The internal struggle is real. I lay awake at night questioning the things I write about, trying to align my integrity and all that with the things I’m tasked to write. And I’ve noticed some existential questions pop out.
1. Do I still write to express myself?
“Write to express, not to impress” may seem cliché, but isn’t that the essence of being a writer?
Not really. Slowly, I learned that I can’t be 100% myself at any given assignment. And that’s just a fact, not a personal attack or something that makes you less of a writer.
When you become a writer, your work with requirements, with expectations, with standards— and they’re most likely not your own (at least at first). I find myself speaking in the language my readers would understand and appreciate, talking about things they care about instead of what interests me.
I realized that writing is more than just expressing yourself.
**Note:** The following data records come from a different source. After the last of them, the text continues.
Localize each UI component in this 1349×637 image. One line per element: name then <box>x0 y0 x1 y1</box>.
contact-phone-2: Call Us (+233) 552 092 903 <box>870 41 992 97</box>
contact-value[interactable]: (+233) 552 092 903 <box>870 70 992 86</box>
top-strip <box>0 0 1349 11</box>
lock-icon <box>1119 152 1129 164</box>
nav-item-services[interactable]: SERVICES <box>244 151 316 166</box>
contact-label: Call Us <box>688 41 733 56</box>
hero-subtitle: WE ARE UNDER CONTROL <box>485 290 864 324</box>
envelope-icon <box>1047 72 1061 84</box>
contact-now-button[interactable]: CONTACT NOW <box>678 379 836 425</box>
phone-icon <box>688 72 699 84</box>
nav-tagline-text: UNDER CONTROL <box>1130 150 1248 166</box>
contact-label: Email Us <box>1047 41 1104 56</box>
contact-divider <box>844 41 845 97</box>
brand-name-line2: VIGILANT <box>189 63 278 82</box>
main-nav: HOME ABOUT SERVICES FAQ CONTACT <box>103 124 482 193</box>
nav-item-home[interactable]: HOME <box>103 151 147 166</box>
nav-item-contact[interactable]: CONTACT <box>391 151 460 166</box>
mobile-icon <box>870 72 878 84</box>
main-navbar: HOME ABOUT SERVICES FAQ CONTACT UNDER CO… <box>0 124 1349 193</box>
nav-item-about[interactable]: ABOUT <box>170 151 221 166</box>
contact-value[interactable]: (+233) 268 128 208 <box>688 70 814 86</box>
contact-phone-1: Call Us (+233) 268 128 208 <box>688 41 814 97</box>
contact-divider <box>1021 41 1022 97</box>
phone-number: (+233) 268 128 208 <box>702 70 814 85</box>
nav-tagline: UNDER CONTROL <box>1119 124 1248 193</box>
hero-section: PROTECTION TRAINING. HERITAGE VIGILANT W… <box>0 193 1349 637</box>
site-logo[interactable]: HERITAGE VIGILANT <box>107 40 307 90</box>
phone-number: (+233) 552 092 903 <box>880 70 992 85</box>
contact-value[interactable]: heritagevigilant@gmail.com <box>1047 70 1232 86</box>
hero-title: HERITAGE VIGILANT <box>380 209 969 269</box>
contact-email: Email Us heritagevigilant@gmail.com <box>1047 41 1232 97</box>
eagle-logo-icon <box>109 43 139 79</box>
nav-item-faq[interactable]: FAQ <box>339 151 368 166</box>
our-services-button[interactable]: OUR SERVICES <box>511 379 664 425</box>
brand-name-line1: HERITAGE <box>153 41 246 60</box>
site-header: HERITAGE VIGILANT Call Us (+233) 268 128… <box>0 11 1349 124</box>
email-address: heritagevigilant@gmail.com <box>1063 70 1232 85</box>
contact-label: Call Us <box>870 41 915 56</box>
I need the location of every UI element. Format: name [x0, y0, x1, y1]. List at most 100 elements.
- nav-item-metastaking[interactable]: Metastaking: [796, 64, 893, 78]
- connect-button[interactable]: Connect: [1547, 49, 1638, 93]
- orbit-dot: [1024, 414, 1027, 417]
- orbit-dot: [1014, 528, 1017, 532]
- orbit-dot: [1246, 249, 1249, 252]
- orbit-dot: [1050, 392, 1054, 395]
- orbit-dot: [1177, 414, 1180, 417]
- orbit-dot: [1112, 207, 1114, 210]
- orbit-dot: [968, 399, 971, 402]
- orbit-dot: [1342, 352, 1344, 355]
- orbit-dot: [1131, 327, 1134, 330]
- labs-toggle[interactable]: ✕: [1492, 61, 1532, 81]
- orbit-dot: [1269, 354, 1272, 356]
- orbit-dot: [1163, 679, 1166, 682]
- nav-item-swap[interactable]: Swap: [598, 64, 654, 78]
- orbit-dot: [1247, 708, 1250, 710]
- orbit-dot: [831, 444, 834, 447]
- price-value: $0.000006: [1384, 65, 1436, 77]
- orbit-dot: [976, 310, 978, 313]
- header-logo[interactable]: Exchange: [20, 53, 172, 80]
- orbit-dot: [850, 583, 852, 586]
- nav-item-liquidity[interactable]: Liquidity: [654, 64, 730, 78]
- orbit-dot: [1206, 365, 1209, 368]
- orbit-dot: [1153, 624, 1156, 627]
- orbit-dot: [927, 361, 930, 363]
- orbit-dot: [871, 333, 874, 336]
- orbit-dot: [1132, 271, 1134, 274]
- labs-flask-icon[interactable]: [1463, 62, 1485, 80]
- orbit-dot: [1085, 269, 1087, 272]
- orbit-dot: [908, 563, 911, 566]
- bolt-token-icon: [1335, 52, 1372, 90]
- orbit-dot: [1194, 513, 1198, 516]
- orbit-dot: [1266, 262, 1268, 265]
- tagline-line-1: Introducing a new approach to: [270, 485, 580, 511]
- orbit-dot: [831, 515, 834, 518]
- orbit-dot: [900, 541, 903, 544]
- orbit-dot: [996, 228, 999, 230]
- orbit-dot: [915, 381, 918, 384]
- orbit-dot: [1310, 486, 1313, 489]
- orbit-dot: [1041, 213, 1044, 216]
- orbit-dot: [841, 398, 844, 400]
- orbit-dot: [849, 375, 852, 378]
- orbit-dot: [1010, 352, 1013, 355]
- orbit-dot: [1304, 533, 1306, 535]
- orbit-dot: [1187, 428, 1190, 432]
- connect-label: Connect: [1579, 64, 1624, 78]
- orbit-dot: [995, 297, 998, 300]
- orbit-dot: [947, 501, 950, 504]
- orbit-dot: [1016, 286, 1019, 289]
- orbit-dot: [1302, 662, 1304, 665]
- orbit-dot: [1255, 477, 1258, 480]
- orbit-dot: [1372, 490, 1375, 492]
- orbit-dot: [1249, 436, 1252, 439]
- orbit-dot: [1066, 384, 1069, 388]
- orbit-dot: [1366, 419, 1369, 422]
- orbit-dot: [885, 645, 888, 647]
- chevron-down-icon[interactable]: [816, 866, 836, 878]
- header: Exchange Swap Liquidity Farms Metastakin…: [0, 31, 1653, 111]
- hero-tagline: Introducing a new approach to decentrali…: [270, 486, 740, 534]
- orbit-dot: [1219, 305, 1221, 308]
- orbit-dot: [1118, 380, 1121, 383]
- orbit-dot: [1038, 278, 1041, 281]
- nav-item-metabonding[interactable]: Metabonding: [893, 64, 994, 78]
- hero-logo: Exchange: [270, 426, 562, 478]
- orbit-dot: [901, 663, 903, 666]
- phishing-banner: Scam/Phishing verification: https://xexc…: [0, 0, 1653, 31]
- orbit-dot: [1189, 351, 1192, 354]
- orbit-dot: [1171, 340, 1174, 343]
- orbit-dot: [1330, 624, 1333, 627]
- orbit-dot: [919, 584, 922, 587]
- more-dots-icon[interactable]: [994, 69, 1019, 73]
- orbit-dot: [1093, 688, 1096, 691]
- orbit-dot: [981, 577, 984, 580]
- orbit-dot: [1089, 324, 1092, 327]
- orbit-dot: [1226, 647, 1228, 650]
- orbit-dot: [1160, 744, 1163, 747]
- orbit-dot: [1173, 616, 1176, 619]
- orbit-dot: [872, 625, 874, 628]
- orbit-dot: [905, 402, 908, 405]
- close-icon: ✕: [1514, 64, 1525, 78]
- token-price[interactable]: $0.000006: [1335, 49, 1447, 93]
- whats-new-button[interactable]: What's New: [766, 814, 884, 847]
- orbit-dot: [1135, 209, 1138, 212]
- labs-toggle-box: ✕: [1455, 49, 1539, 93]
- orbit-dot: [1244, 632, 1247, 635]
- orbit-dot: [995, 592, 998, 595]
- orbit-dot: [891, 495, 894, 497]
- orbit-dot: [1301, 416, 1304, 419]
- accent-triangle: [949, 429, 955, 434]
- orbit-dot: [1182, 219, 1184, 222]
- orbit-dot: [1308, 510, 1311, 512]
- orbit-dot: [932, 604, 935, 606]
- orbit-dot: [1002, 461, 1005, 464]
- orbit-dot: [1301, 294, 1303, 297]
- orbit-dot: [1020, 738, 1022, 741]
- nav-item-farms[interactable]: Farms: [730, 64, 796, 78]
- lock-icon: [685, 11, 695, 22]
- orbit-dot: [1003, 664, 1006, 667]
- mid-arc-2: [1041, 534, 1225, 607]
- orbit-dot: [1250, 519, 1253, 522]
It’s about having a message, reaching people, and bridging the two with your writing style. How you inject yourself into it is up to you.
2. Will I be able to make a living out of writing?
Truth be told, being a writer isn’t always the most fabulous job on the planet. Sure, we’ve seen people make it as a writer, but do I have what it takes?
One of the saddest thing in this life is when people are forced to put their passion aside because it doesn’t pay well. There is this lingering fear in me that the same might happen to me. After all, aren’t we all afraid of mediocrity? What if I never reach JK Rowling status??
I suspect the people who said “do something you love and you’ll never work a day in your life” are the same people who also said “the money will come”. But I still believe that it will. There are so many opportunities to write now, especially with technology developing new platforms and whatnot.
So I’m trying not to worry.
3. Am I now a writer?
For other professions, it’s more concrete. You become a lawyer after passing the bar exam, an accountant, a doctor, an architect after passing the board exam. How exactly does one become a writer?
Technically, you become a writer when you’ve published something. So yeah, I am a writer. But to answer that question in a way that fills me with overflowing purpose in life, that’s something that hasn’t come to me.
I think part of being a writer is the uncertainty. The doubt. I dare say, maybe even half of the time, that’s what fuels writers. And that’s what makes it a truly paradoxical, rip-your-soul-apart, thankless-but-grateful type of profession.
So in that sense, writers are badass. And right now, that’s reason enough for me to stick to this day job. Now excuse me while I write a blurb about cats and dogs doing cutesy things.